Sans oublier l’effet multiplicateur — voire exponentiel — d’une surface d’attaque toujours plus vaste et diverse, avec la convergence des systèmes d’information et industriels, et le flot toujours plus imposant d’objets connectés (téléphones cellulaires, domotique, senseurs portés sur soi pour l’entraînement, etc.) Cet élargissement de la surface d’attaque passe également par la chaîne d’approvisionnement, dans la mesure où développeurs de logiciels et fournisseurs seront, eux aussi, de plus en plus visés pour atteindre l’entité cliente.
Défis organisationnels et enjeux d’assurabilité
Enfin, face à la hausse des cyber risques, les organisations auront immanquablement à relever des défis de gouvernance, de conformité et d’assurabilité.
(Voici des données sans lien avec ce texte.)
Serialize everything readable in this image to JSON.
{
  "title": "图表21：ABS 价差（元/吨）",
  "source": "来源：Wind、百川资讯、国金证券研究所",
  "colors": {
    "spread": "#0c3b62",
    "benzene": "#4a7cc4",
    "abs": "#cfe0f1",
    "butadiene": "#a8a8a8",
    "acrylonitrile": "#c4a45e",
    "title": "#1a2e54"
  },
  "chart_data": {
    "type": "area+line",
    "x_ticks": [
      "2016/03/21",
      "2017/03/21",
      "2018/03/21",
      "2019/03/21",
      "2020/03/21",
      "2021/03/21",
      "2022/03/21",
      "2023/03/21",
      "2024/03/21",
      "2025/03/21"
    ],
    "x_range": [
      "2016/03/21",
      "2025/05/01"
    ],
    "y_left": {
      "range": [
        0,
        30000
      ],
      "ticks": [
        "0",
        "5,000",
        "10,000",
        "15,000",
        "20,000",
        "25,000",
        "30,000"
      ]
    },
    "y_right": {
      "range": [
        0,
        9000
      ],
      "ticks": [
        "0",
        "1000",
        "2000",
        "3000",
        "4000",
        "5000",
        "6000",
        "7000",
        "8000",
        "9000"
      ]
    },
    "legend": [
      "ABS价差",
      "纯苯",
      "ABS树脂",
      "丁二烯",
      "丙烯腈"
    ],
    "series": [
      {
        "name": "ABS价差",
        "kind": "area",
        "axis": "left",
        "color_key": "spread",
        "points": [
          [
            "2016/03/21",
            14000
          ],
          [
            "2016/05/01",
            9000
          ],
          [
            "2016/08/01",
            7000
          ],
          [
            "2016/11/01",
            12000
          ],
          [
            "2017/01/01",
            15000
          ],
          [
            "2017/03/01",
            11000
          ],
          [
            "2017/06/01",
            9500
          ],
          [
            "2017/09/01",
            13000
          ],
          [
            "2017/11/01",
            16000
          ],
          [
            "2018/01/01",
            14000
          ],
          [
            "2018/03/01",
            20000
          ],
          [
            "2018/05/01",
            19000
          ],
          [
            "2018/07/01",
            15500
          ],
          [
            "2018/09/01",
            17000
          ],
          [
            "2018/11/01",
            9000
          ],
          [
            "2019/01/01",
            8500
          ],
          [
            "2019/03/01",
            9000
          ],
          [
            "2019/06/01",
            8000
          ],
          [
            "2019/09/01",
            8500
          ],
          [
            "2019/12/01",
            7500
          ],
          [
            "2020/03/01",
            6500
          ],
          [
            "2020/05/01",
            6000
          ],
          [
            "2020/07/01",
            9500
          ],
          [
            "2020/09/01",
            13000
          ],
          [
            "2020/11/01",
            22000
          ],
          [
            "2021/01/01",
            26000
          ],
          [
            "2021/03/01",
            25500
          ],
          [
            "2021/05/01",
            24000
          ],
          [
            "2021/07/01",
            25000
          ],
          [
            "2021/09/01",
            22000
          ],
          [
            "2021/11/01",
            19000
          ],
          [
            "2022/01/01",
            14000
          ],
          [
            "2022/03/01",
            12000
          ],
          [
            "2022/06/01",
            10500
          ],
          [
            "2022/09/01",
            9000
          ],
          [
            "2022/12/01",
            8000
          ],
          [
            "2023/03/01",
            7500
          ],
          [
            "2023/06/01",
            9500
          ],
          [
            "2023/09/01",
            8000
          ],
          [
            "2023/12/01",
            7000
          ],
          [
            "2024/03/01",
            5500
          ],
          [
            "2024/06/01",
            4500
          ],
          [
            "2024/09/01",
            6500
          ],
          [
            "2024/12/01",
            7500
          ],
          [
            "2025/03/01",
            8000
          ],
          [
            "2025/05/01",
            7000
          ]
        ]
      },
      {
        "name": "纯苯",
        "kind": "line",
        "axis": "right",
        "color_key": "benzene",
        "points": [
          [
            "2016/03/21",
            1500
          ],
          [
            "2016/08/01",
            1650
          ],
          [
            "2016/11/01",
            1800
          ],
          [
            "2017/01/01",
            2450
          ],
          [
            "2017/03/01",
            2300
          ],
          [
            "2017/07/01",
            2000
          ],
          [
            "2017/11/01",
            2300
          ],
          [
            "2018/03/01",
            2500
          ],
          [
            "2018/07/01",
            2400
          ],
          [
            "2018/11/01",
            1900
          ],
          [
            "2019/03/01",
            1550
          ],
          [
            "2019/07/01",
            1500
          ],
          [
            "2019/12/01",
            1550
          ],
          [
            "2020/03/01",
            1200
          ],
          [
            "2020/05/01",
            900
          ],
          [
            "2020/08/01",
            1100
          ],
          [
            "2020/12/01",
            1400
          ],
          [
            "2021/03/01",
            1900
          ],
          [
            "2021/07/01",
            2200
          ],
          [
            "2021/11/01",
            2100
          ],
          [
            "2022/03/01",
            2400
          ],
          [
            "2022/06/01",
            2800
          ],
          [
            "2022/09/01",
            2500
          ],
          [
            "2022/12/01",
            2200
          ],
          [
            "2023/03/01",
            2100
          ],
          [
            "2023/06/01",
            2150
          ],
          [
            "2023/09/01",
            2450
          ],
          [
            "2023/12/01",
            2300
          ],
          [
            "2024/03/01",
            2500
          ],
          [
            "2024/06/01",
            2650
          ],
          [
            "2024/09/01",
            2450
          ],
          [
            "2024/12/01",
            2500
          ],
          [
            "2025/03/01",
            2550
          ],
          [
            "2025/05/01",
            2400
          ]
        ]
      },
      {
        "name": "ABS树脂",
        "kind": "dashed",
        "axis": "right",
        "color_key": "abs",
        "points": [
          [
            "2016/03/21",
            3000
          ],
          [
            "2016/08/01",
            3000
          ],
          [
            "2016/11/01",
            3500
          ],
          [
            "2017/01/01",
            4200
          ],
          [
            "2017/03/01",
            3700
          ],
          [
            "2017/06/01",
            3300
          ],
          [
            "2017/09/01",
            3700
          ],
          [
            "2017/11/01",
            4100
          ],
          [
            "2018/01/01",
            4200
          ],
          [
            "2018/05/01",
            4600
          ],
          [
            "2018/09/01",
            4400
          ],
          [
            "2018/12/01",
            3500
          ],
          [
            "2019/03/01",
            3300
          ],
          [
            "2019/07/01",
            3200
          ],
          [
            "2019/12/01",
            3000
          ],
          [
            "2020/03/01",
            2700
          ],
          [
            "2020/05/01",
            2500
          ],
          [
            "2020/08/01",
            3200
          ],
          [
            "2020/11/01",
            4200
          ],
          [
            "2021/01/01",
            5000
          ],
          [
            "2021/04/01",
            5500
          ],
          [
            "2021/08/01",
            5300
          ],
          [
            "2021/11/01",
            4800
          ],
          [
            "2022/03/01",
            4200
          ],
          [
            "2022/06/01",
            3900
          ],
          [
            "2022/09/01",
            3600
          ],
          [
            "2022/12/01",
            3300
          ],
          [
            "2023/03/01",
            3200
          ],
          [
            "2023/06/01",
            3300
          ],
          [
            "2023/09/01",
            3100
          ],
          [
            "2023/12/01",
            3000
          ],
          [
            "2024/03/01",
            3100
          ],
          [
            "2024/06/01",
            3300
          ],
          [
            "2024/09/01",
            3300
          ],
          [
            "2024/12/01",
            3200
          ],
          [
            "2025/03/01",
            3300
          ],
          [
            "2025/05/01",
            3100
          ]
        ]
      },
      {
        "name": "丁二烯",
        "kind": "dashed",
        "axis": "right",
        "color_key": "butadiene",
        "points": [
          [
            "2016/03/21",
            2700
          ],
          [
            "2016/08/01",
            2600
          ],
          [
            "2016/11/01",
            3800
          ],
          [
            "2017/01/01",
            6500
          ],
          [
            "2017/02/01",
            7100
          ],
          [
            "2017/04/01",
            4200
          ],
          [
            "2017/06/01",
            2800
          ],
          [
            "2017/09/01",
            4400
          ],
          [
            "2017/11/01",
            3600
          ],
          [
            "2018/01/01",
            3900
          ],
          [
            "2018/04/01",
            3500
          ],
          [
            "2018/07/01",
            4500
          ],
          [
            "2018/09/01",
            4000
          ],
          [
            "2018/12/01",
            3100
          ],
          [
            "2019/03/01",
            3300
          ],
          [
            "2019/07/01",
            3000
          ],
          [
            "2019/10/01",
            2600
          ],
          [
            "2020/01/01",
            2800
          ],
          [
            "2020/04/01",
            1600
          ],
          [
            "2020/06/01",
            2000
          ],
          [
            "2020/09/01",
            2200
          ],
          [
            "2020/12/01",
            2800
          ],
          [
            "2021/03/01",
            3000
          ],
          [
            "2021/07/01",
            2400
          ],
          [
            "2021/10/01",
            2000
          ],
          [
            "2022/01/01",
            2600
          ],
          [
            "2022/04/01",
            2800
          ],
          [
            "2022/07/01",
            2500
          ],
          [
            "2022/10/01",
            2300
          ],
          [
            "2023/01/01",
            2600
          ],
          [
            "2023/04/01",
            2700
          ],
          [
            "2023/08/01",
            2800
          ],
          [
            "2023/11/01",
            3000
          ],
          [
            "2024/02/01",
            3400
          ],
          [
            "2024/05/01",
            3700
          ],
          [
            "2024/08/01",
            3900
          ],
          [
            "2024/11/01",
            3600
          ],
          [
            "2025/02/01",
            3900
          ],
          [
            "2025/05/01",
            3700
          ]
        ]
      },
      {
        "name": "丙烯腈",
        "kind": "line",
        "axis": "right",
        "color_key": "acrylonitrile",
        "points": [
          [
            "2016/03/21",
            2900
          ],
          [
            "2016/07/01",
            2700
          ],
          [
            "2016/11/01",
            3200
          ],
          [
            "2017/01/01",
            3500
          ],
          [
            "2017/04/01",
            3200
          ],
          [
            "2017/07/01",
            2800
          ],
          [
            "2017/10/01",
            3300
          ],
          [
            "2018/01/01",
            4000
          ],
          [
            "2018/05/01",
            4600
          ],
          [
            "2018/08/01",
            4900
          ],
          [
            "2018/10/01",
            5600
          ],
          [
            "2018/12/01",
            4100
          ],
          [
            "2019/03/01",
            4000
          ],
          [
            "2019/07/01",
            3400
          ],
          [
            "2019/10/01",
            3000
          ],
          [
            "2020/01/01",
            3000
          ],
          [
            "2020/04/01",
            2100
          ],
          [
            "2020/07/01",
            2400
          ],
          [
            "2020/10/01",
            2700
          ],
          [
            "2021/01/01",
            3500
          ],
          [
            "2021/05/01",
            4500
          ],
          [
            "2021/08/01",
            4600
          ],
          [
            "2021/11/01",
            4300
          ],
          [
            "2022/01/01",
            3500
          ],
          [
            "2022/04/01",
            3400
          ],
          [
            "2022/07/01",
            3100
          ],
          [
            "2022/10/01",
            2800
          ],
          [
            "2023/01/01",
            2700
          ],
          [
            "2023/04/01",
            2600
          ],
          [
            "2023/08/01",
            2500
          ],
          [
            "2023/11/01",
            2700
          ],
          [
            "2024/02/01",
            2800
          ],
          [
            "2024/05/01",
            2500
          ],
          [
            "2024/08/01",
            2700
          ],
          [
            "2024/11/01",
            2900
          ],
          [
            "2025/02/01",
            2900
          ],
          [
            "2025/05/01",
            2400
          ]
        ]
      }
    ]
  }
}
Entre autres par une décentralisation des processus décisionnels pour un temps de réponse plus rapide et davantage d’agilité, mais qui exigera en retour une meilleure coordination des efforts.
De nouvelles obligations légales nécessiteront par ailleurs de réformer des processus internes — dont la nouvelle Loi modernisant des dispositions législatives en matière de protection des renseignements personnels — et des requis de conformité seront de plus en plus exigés de la part des assureurs pour une couverture cyber.
En effet, échaudées par la hausse importante des cyberattaques ces dernières années, les compagnies d’assurance ont dû décaisser bien au-delà de ce qu’ils avaient prévu, et haussent désormais leurs exigences pour preuve d’assurabilité — de même que le prix des couvertures, qui devient trop cher pour les petites entreprises. Alors que les entités tierces (partenaires, fournisseurs, etc.) sont de plus en plus tenues responsables en cas de piratage, une réflexion de fond sur le transfert du risque en général s’avère incontournable.